Ly's family of five live in a small, 30 sq.m apartment. The growing frustrations among the adults during lockdowns have affected the kids as well, she said.

"The kids have been off school for over three months. Every day, my husband and I have to work online, so we don't have much time to play with them and teach them. So they end up watching TV and using mobile phones for many hours, and all this stresses out the family as a whole."

As of September 8, over 11,800 children had been infected with the novel coronavirus, according to the Ministry of Labor, Invalids and Social Affairs.

Traumatic experiences

"The most worrying fact is that many children have lost their loved ones, which may trigger psychological traumas," said Dang Hoai Nam, head of the Department of Children's Affairs under the labor ministry.

Cao Tien Duc, head of the neurology and psychology division at the 103 Military Hospital, said the Covid-19 pandemic has badly affected children's mental health and this can be a long-lasting impact. Traumas may worsen existing conditions and trigger new ones, he added.

Signs of psychological distress may include depression, anxiety, insomnia and other abnormal behaviors like loss of interest or disobedience, he said. If left untreated, they may negatively affect children's development in the long run, both physically and emotionally, he added.

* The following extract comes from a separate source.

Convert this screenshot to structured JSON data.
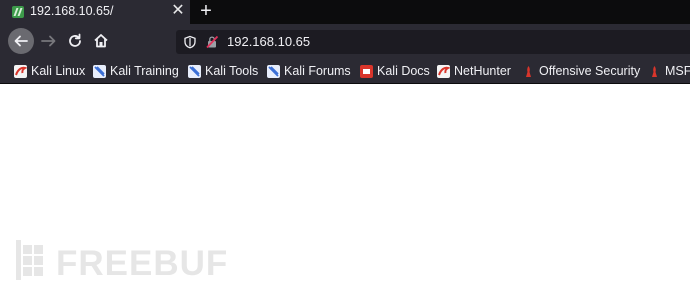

The pandemic has caused great shifts in society's usual patterns and children are not immune from the mental health impacts they can have. They are forced to change their behavior when schools close and they have to take online classes instead. Parents and teachers also find it more difficult to monitor their education, leading to truancy and prolonged exposure to distractions like video games and the Internet. This affects them physically and mentally, Duc said.

The lack of social interactions that are normal in a setting can trigger boredom and listlessness in children. Not all children will be able to comprehend the change in environment, and they can end up feeling confused and ungrounded, leading to conditions like depression and behavioral disorders.

Children become acutely aware of dangers and threats around them as news about Covid-19 bombard their media. It may inadvertently send a message that human contact could be dangerous, creating and deepening anxieties leading them to feel anxious or even experience sudden outbursts.

Children seeing loved ones getting sick, taken into quarantine and even losing their lives will certainly be a traumatic experience.

"Such pain is truly difficult for children to go through," said Duc.

The pandemic may also negatively affect parents' mental health and, in turn, their children. The loss of income and other challenges presented by Covid-19 may lead to conflicts within a household, affecting children directly or indirectly. Kids may withdraw into their shells and be unwilling to express themselves.

Duc said families should try to forge healthy habits for children during the pandemic, including talking to their loved ones either directly or through the Internet.

Parents should listen to their children more and spend more quality time with them, making sure they get enough attention, proper food and sleep. Parents should also look after themselves better for their children's sake because the latter will pick up cues from their elders.

Therefore, parents and other adults should always keep the well-being of children in mind in their own actions and reactions to the pandemic. This will have a bearing on how children react to the pandemic and its impacts, he added.